Some might argue that because Democrats agreed to reset the PAYGO scorecard and eliminate a potential sequester after Republicans passed the 2017 tax bill via reconciliation, the GOP will consent to such a move after a Democratic reconciliation bill. But with talk of Democrats using budget reconciliation three separate times this Congress, Republican acquiescence in PAYGO maneuvers following a COVID-19 package would only embolden the left to demand additional spending measures via reconciliation.
Moreover, at the time of the 2017 tax bill, the Medicare trustees projected that the program’s hospital insurance trust fund would become insolvent in 2029. By contrast, a September report from the Congressional Budget Office calculated that insolvency could occur early in 2024 — roughly three years from now.
The looming insolvency threat reinforces the need for entitlement reform. Still, Biden has shown no signs of taking action, beyond avoiding nearly $400,000 in Medicare taxes himself, while diverting Medicare funds to expand the welfare state will only make our current dilemma worse.

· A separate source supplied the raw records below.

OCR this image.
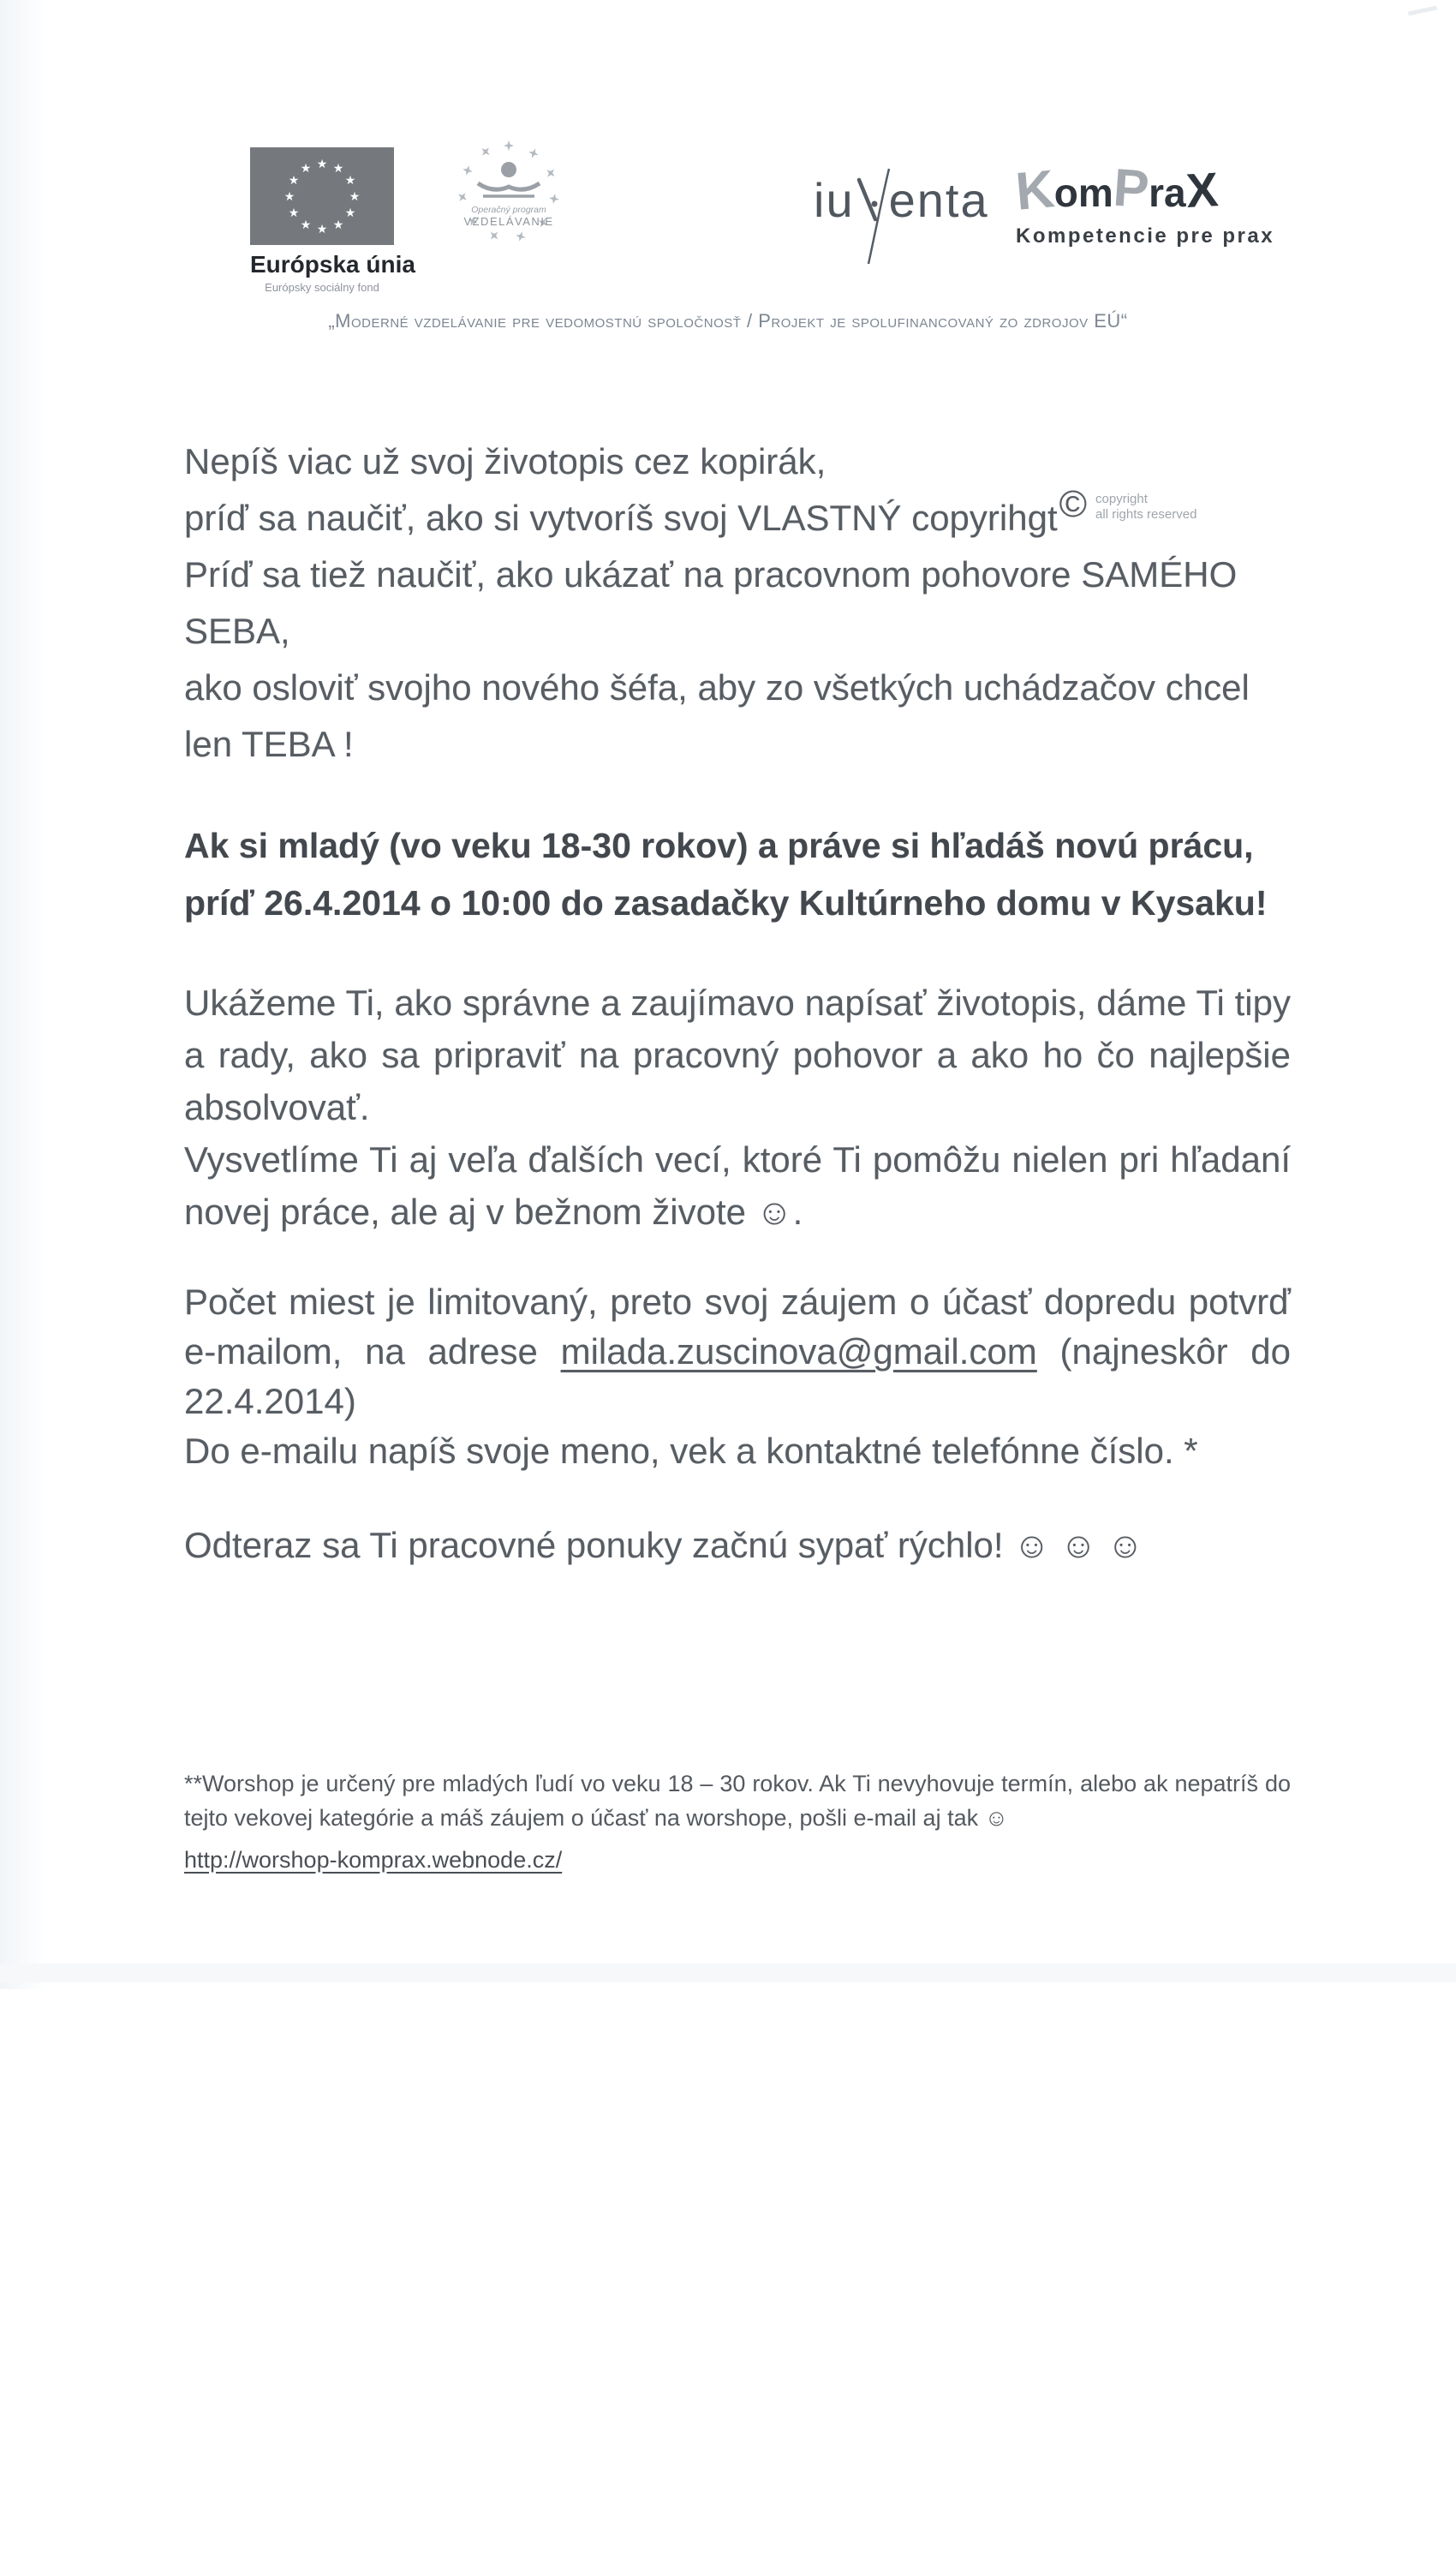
★ ★
★
★
★
★
★
★
★
★
★
★
Európska únia
Európsky sociálny fond
Operačný program
VZDELÁVANIE	iu enta K
om
P
ra
X
Kompetencie pre prax
„Moderné vzdelávanie pre vedomostnú spoločnosť / Projekt je spolufinancovaný zo zdrojov EÚ“
Nepíš viac už svoj životopis cez kopirák,
príď sa naučiť, ako si vytvoríš svoj VLASTNÝ copyrihgt© copyright
all rights reserved
Príď sa tiež naučiť, ako ukázať na pracovnom pohovore SAMÉHO
SEBA,
ako osloviť svojho nového šéfa, aby zo všetkých uchádzačov chcel
len TEBA !
Ak si mladý (vo veku 18-30 rokov) a práve si hľadáš novú prácu,
príď 26.4.2014 o 10:00 do zasadačky Kultúrneho domu v Kysaku!

Ukážeme Ti, ako správne a zaujímavo napísať životopis, dáme Ti tipy a rady, ako sa pripraviť na pracovný pohovor a ako ho čo najlepšie absolvovať.

Vysvetlíme Ti aj veľa ďalších vecí, ktoré Ti pomôžu nielen pri hľadaní novej práce, ale aj v bežnom živote ☺.

Počet miest je limitovaný, preto svoj záujem o účasť dopredu potvrď e-mailom, na adrese milada.zuscinova@gmail.com (najneskôr do 22.4.2014)

Do e-mailu napíš svoje meno, vek a kontaktné telefónne číslo. *
Odteraz sa Ti pracovné ponuky začnú sypať rýchlo! ☺ ☺ ☺
**Worshop je určený pre mladých ľudí vo veku 18 – 30 rokov. Ak Ti nevyhovuje termín, alebo ak nepatríš do tejto vekovej kategórie a máš záujem o účasť na worshope, pošli e-mail aj tak ☺
http://worshop-komprax.webnode.cz/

Biden’s coronavirus plan would send all manner of government largesse to affluent families. The Kaiser Family Foundation concluded that his plan to eliminate an income-based cap on Obamacare subsidies would allow households with incomes of up to $300,000 to qualify for benefits in some cases. If it echoes the legislation put forth last year by House Democrats, Biden’s plan to deliver $1,400 “stimulus” checks would, in many cases, give thousands of dollars in payments to families making $200,000 to $300,000 per year.
Raiding billions from benefits to low-income seniors to fund payments for the wealthy sounds like the kind of “Robin Hood” politics Democrats frequently accuse Republicans of. But if their partisan stimulus bill triggers a Medicare sequester, that’s exactly what Democrats will do.